You mean this is not really a time machine, I wanted to joke. The jig is up. I just smiled and said, sure.
The “large group” was about 30 elementary school students with their 3 adult chaperons. It was majority white, with a significant group of Black young people, a sort of the reverse of the city’s composition. There was one Asian kid. The bus shook again and the children squealed in delight or mockery, I couldn’t tell. But they had become my show. Like a good ethnographer, I watched their reactions to past atrocities. Who was sitting with whom? Who was making noises and not paying attention? Who was laughing to deflect? Who was quiet? Who was bored? I disaggregated my observations by race, and my findings were inconclusive. If children are our future, I had no idea what this future holds.
It was a lot, what these youngsters were being exposed to. I wondered how much they were able to grasp in that moment. I thought about all the efforts the Right had made to keep histories like this away from public education. We were traveling back through time, and there was not enough time.

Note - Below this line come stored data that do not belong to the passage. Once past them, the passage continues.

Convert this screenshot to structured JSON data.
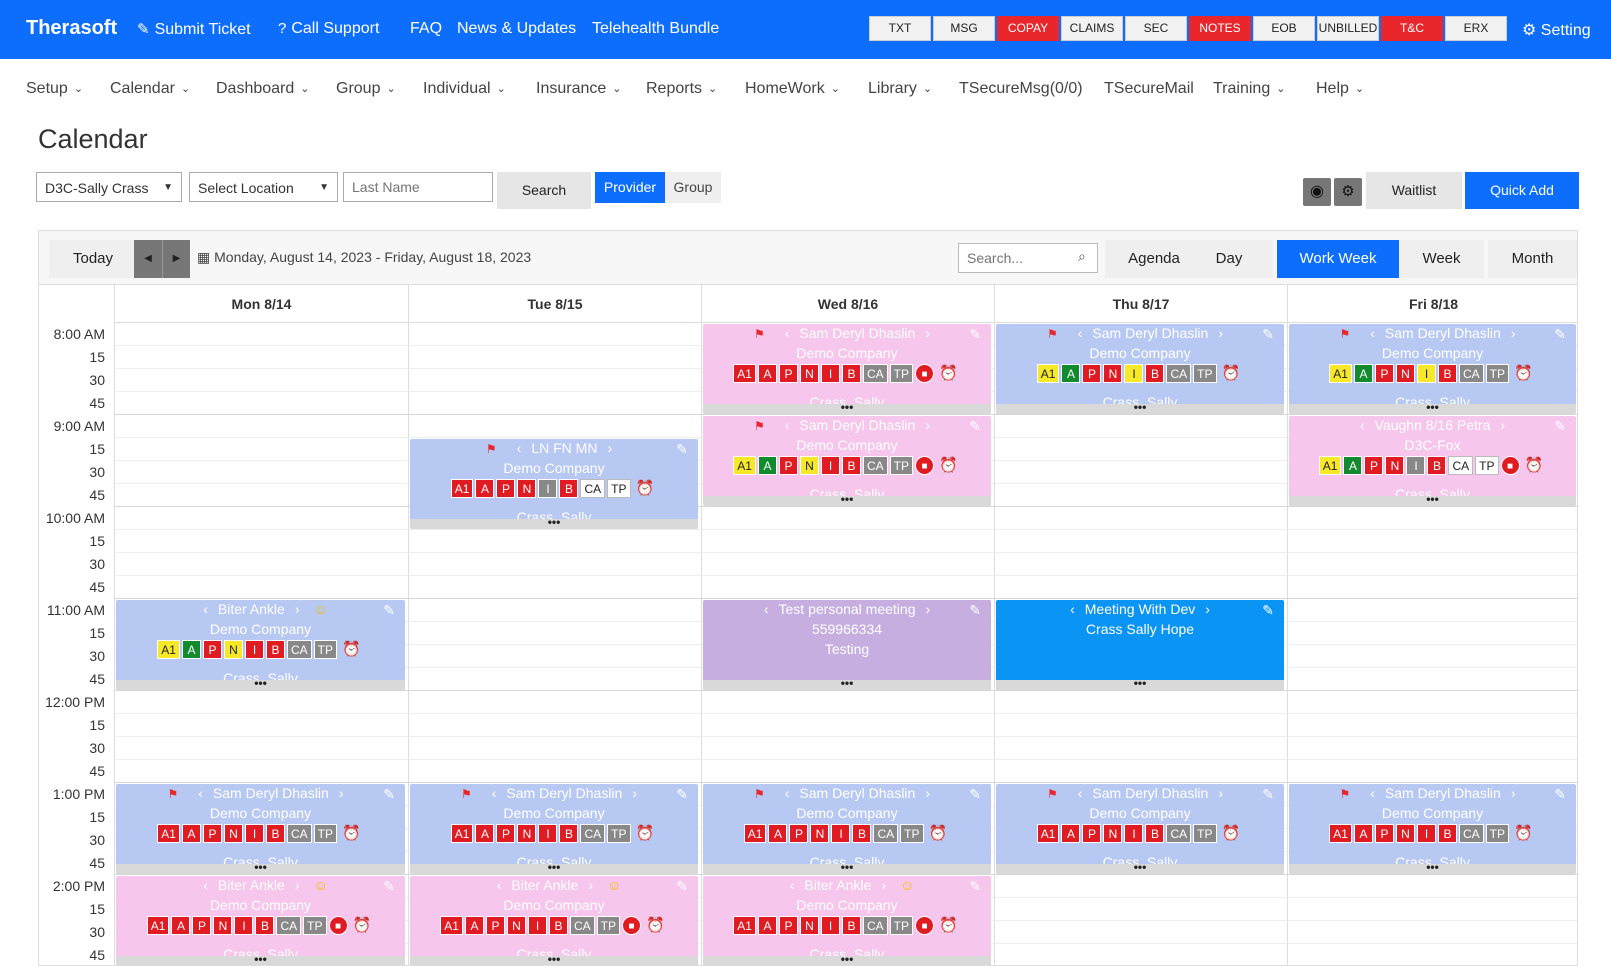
{
  "topbar": {
    "brand": "Therasoft",
    "links": [
      {
        "label": "Submit Ticket",
        "icon": "✎"
      },
      {
        "label": "Call Support",
        "icon": "?"
      },
      {
        "label": "FAQ",
        "icon": ""
      },
      {
        "label": "News & Updates",
        "icon": ""
      },
      {
        "label": "Telehealth Bundle",
        "icon": ""
      }
    ],
    "buttons": [
      {
        "label": "TXT",
        "red": false
      },
      {
        "label": "MSG",
        "red": false
      },
      {
        "label": "COPAY",
        "red": true
      },
      {
        "label": "CLAIMS",
        "red": false
      },
      {
        "label": "SEC",
        "red": false
      },
      {
        "label": "NOTES",
        "red": true
      },
      {
        "label": "EOB",
        "red": false
      },
      {
        "label": "UNBILLED",
        "red": false
      },
      {
        "label": "T&C",
        "red": true
      },
      {
        "label": "ERX",
        "red": false
      }
    ],
    "setting": "Setting"
  },
  "menu": [
    {
      "label": "Setup",
      "chev": true
    },
    {
      "label": "Calendar",
      "chev": true
    },
    {
      "label": "Dashboard",
      "chev": true
    },
    {
      "label": "Group",
      "chev": true
    },
    {
      "label": "Individual",
      "chev": true
    },
    {
      "label": "Insurance",
      "chev": true
    },
    {
      "label": "Reports",
      "chev": true
    },
    {
      "label": "HomeWork",
      "chev": true
    },
    {
      "label": "Library",
      "chev": true
    },
    {
      "label": "TSecureMsg(0/0)",
      "chev": false
    },
    {
      "label": "TSecureMail",
      "chev": false
    },
    {
      "label": "Training",
      "chev": true
    },
    {
      "label": "Help",
      "chev": true
    }
  ],
  "page": {
    "title": "Calendar"
  },
  "filters": {
    "provider_select": "D3C-Sally Crass",
    "location_select": "Select Location",
    "last_name_placeholder": "Last Name",
    "search_button": "Search",
    "provider_toggle": "Provider",
    "group_toggle": "Group",
    "waitlist": "Waitlist",
    "quick_add": "Quick Add"
  },
  "calendar": {
    "today": "Today",
    "date_range": "Monday, August 14, 2023 - Friday, August 18, 2023",
    "search_placeholder": "Search...",
    "views": [
      {
        "label": "Agenda",
        "active": false
      },
      {
        "label": "Day",
        "active": false
      },
      {
        "label": "Work Week",
        "active": true
      },
      {
        "label": "Week",
        "active": false
      },
      {
        "label": "Month",
        "active": false
      }
    ],
    "days": [
      "Mon 8/14",
      "Tue 8/15",
      "Wed 8/16",
      "Thu 8/17",
      "Fri 8/18"
    ],
    "time_labels": [
      "8:00 AM",
      "15",
      "30",
      "45",
      "9:00 AM",
      "15",
      "30",
      "45",
      "10:00 AM",
      "15",
      "30",
      "45",
      "11:00 AM",
      "15",
      "30",
      "45",
      "12:00 PM",
      "15",
      "30",
      "45",
      "1:00 PM",
      "15",
      "30",
      "45",
      "2:00 PM",
      "15",
      "30",
      "45"
    ],
    "events": [
      {
        "day": 2,
        "start": 0,
        "slots": 4,
        "color": "pink",
        "flag": true,
        "smile": false,
        "lines": [
          "Sam Deryl Dhaslin",
          "Demo Company"
        ],
        "badges": [
          "A1:r",
          "A:r",
          "P:r",
          "N:r",
          "I:r",
          "B:r",
          "CA:gr",
          "TP:gr"
        ],
        "cam": true,
        "footer": "Crass, Sally"
      },
      {
        "day": 3,
        "start": 0,
        "slots": 4,
        "color": "blue",
        "flag": true,
        "smile": false,
        "lines": [
          "Sam Deryl Dhaslin",
          "Demo Company"
        ],
        "badges": [
          "A1:y",
          "A:g",
          "P:r",
          "N:r",
          "I:y",
          "B:r",
          "CA:gr",
          "TP:gr"
        ],
        "cam": false,
        "footer": "Crass, Sally"
      },
      {
        "day": 4,
        "start": 0,
        "slots": 4,
        "color": "blue",
        "flag": true,
        "smile": false,
        "lines": [
          "Sam Deryl Dhaslin",
          "Demo Company"
        ],
        "badges": [
          "A1:y",
          "A:g",
          "P:r",
          "N:r",
          "I:y",
          "B:r",
          "CA:gr",
          "TP:gr"
        ],
        "cam": false,
        "footer": "Crass, Sally"
      },
      {
        "day": 1,
        "start": 5,
        "slots": 4,
        "color": "blue",
        "flag": true,
        "smile": false,
        "lines": [
          "LN FN MN",
          "Demo Company"
        ],
        "badges": [
          "A1:r",
          "A:r",
          "P:r",
          "N:r",
          "I:gr",
          "B:r",
          "CA:w",
          "TP:w"
        ],
        "cam": false,
        "footer": "Crass, Sally"
      },
      {
        "day": 2,
        "start": 4,
        "slots": 4,
        "color": "pink",
        "flag": true,
        "smile": false,
        "lines": [
          "Sam Deryl Dhaslin",
          "Demo Company"
        ],
        "badges": [
          "A1:y",
          "A:g",
          "P:r",
          "N:y",
          "I:r",
          "B:r",
          "CA:gr",
          "TP:gr"
        ],
        "cam": true,
        "footer": "Crass, Sally"
      },
      {
        "day": 4,
        "start": 4,
        "slots": 4,
        "color": "pink",
        "flag": false,
        "smile": false,
        "lines": [
          "Vaughn 8/16 Petra",
          "D3C-Fox"
        ],
        "badges": [
          "A1:y",
          "A:g",
          "P:r",
          "N:r",
          "I:gr",
          "B:r",
          "CA:w",
          "TP:w"
        ],
        "cam": true,
        "footer": "Crass, Sally"
      },
      {
        "day": 0,
        "start": 12,
        "slots": 4,
        "color": "blue",
        "flag": false,
        "smile": true,
        "lines": [
          "Biter Ankle",
          "Demo Company"
        ],
        "badges": [
          "A1:y",
          "A:g",
          "P:r",
          "N:y",
          "I:r",
          "B:r",
          "CA:gr",
          "TP:gr"
        ],
        "cam": false,
        "footer": "Crass, Sally"
      },
      {
        "day": 2,
        "start": 12,
        "slots": 4,
        "color": "purple",
        "flag": false,
        "smile": false,
        "lines": [
          "Test personal meeting",
          "559966334",
          "Testing"
        ],
        "badges": [],
        "cam": false,
        "alarm": false,
        "footer": ""
      },
      {
        "day": 3,
        "start": 12,
        "slots": 4,
        "color": "dark",
        "flag": false,
        "smile": false,
        "lines": [
          "Meeting With Dev",
          "Crass Sally Hope"
        ],
        "badges": [],
        "cam": false,
        "alarm": false,
        "footer": ""
      },
      {
        "day": 0,
        "start": 20,
        "slots": 4,
        "color": "blue",
        "flag": true,
        "smile": false,
        "lines": [
          "Sam Deryl Dhaslin",
          "Demo Company"
        ],
        "badges": [
          "A1:r",
          "A:r",
          "P:r",
          "N:r",
          "I:r",
          "B:r",
          "CA:gr",
          "TP:gr"
        ],
        "cam": false,
        "footer": "Crass, Sally"
      },
      {
        "day": 1,
        "start": 20,
        "slots": 4,
        "color": "blue",
        "flag": true,
        "smile": false,
        "lines": [
          "Sam Deryl Dhaslin",
          "Demo Company"
        ],
        "badges": [
          "A1:r",
          "A:r",
          "P:r",
          "N:r",
          "I:r",
          "B:r",
          "CA:gr",
          "TP:gr"
        ],
        "cam": false,
        "footer": "Crass, Sally"
      },
      {
        "day": 2,
        "start": 20,
        "slots": 4,
        "color": "blue",
        "flag": true,
        "smile": false,
        "lines": [
          "Sam Deryl Dhaslin",
          "Demo Company"
        ],
        "badges": [
          "A1:r",
          "A:r",
          "P:r",
          "N:r",
          "I:r",
          "B:r",
          "CA:gr",
          "TP:gr"
        ],
        "cam": false,
        "footer": "Crass, Sally"
      },
      {
        "day": 3,
        "start": 20,
        "slots": 4,
        "color": "blue",
        "flag": true,
        "smile": false,
        "lines": [
          "Sam Deryl Dhaslin",
          "Demo Company"
        ],
        "badges": [
          "A1:r",
          "A:r",
          "P:r",
          "N:r",
          "I:r",
          "B:r",
          "CA:gr",
          "TP:gr"
        ],
        "cam": false,
        "footer": "Crass, Sally"
      },
      {
        "day": 4,
        "start": 20,
        "slots": 4,
        "color": "blue",
        "flag": true,
        "smile": false,
        "lines": [
          "Sam Deryl Dhaslin",
          "Demo Company"
        ],
        "badges": [
          "A1:r",
          "A:r",
          "P:r",
          "N:r",
          "I:r",
          "B:r",
          "CA:gr",
          "TP:gr"
        ],
        "cam": false,
        "footer": "Crass, Sally"
      },
      {
        "day": 0,
        "start": 24,
        "slots": 4,
        "color": "pink",
        "flag": false,
        "smile": true,
        "lines": [
          "Biter Ankle",
          "Demo Company"
        ],
        "badges": [
          "A1:r",
          "A:r",
          "P:r",
          "N:r",
          "I:r",
          "B:r",
          "CA:gr",
          "TP:gr"
        ],
        "cam": true,
        "footer": "Crass, Sally"
      },
      {
        "day": 1,
        "start": 24,
        "slots": 4,
        "color": "pink",
        "flag": false,
        "smile": true,
        "lines": [
          "Biter Ankle",
          "Demo Company"
        ],
        "badges": [
          "A1:r",
          "A:r",
          "P:r",
          "N:r",
          "I:r",
          "B:r",
          "CA:gr",
          "TP:gr"
        ],
        "cam": true,
        "footer": "Crass, Sally"
      },
      {
        "day": 2,
        "start": 24,
        "slots": 4,
        "color": "pink",
        "flag": false,
        "smile": true,
        "lines": [
          "Biter Ankle",
          "Demo Company"
        ],
        "badges": [
          "A1:r",
          "A:r",
          "P:r",
          "N:r",
          "I:r",
          "B:r",
          "CA:gr",
          "TP:gr"
        ],
        "cam": true,
        "footer": "Crass, Sally"
      }
    ]
  },
  "colors": {
    "primary": "#0d6efd",
    "red": "#e8262b",
    "blue_event": "#b7c8f2",
    "pink_event": "#f6c6ec",
    "purple_event": "#c7aee0",
    "meeting_event": "#0a94f3"
  }
}
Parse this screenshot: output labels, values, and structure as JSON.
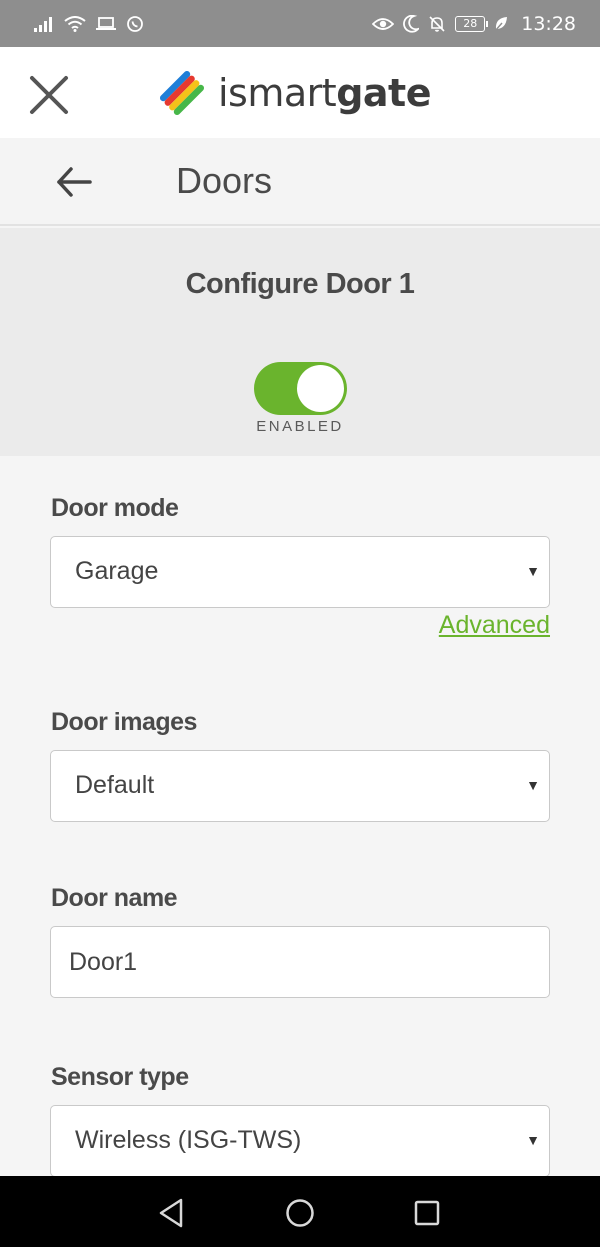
{
  "status_bar": {
    "time": "13:28",
    "battery_level": "28",
    "icons": [
      "signal-icon",
      "wifi-icon",
      "laptop-icon",
      "whatsapp-icon",
      "eye-icon",
      "moon-icon",
      "bell-off-icon",
      "battery-icon",
      "leaf-icon"
    ]
  },
  "header": {
    "logo_text_light": "ismart",
    "logo_text_bold": "gate"
  },
  "nav": {
    "title": "Doors"
  },
  "config": {
    "title": "Configure Door 1",
    "toggle_label": "ENABLED",
    "toggle_on": true
  },
  "form": {
    "door_mode": {
      "label": "Door mode",
      "value": "Garage",
      "advanced_link": "Advanced"
    },
    "door_images": {
      "label": "Door images",
      "value": "Default"
    },
    "door_name": {
      "label": "Door name",
      "value": "Door1"
    },
    "sensor_type": {
      "label": "Sensor type",
      "value": "Wireless (ISG-TWS)"
    }
  },
  "colors": {
    "accent_green": "#6ab42d",
    "status_bar": "#8e8e8e",
    "text_dark": "#4a4a4a"
  }
}
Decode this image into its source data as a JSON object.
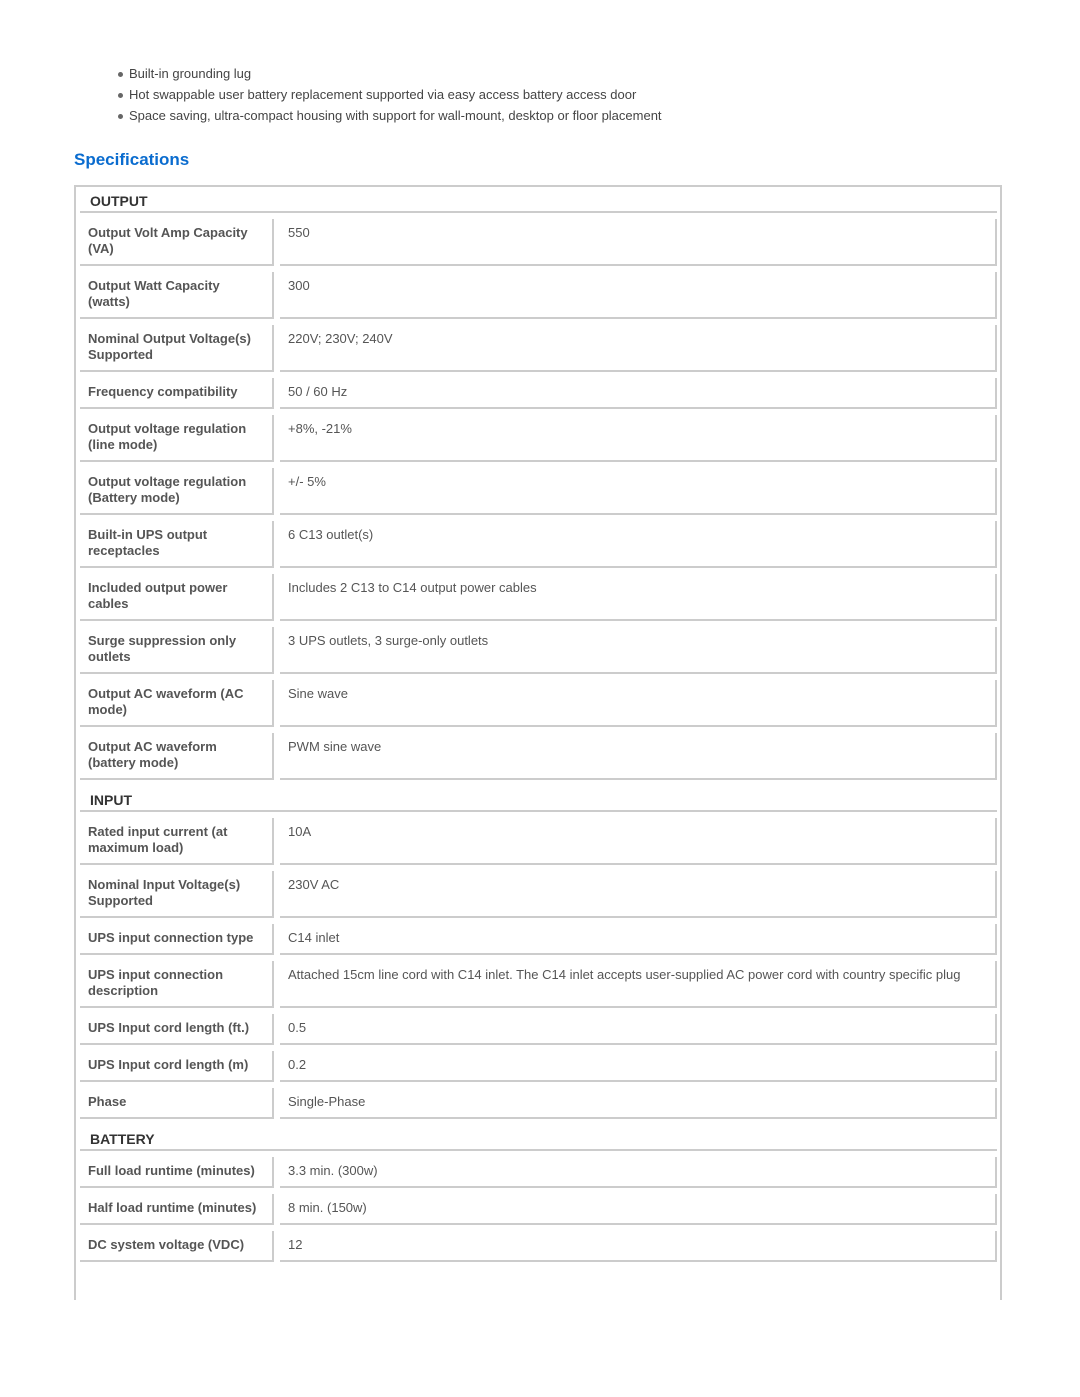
{
  "features": [
    "Built-in grounding lug",
    "Hot swappable user battery replacement supported via easy access battery access door",
    "Space saving, ultra-compact housing with support for wall-mount, desktop or floor placement"
  ],
  "title": "Specifications",
  "sections": [
    {
      "name": "OUTPUT",
      "rows": [
        [
          "Output Volt Amp Capacity (VA)",
          "550"
        ],
        [
          "Output Watt Capacity (watts)",
          "300"
        ],
        [
          "Nominal Output Voltage(s) Supported",
          "220V; 230V; 240V"
        ],
        [
          "Frequency compatibility",
          "50 / 60 Hz"
        ],
        [
          "Output voltage regulation (line mode)",
          "+8%, -21%"
        ],
        [
          "Output voltage regulation (Battery mode)",
          "+/- 5%"
        ],
        [
          "Built-in UPS output receptacles",
          "6 C13 outlet(s)"
        ],
        [
          "Included output power cables",
          "Includes 2 C13 to C14 output power cables"
        ],
        [
          "Surge suppression only outlets",
          "3 UPS outlets, 3 surge-only outlets"
        ],
        [
          "Output AC waveform (AC mode)",
          "Sine wave"
        ],
        [
          "Output AC waveform (battery mode)",
          "PWM sine wave"
        ]
      ]
    },
    {
      "name": "INPUT",
      "rows": [
        [
          "Rated input current (at maximum load)",
          "10A"
        ],
        [
          "Nominal Input Voltage(s) Supported",
          "230V AC"
        ],
        [
          "UPS input connection type",
          "C14 inlet"
        ],
        [
          "UPS input connection description",
          "Attached 15cm line cord with C14 inlet. The C14 inlet accepts user-supplied AC power cord with country specific plug"
        ],
        [
          "UPS Input cord length (ft.)",
          "0.5"
        ],
        [
          "UPS Input cord length (m)",
          "0.2"
        ],
        [
          "Phase",
          "Single-Phase"
        ]
      ]
    },
    {
      "name": "BATTERY",
      "rows": [
        [
          "Full load runtime (minutes)",
          "3.3 min. (300w)"
        ],
        [
          "Half load runtime (minutes)",
          "8 min. (150w)"
        ],
        [
          "DC system voltage (VDC)",
          "12"
        ]
      ]
    }
  ]
}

And in that moment I began to appreciate the city for holding all these contradictions. The students would not be able to take in and make sense of everything. I’m in my fifties and I still got something new from what I thought was a familiar history. I wanted to tell the young ones, things will happen in your lives, maybe not very good things, and the past will show itself and it will feel a little different each time. The past is not something we learn and put away.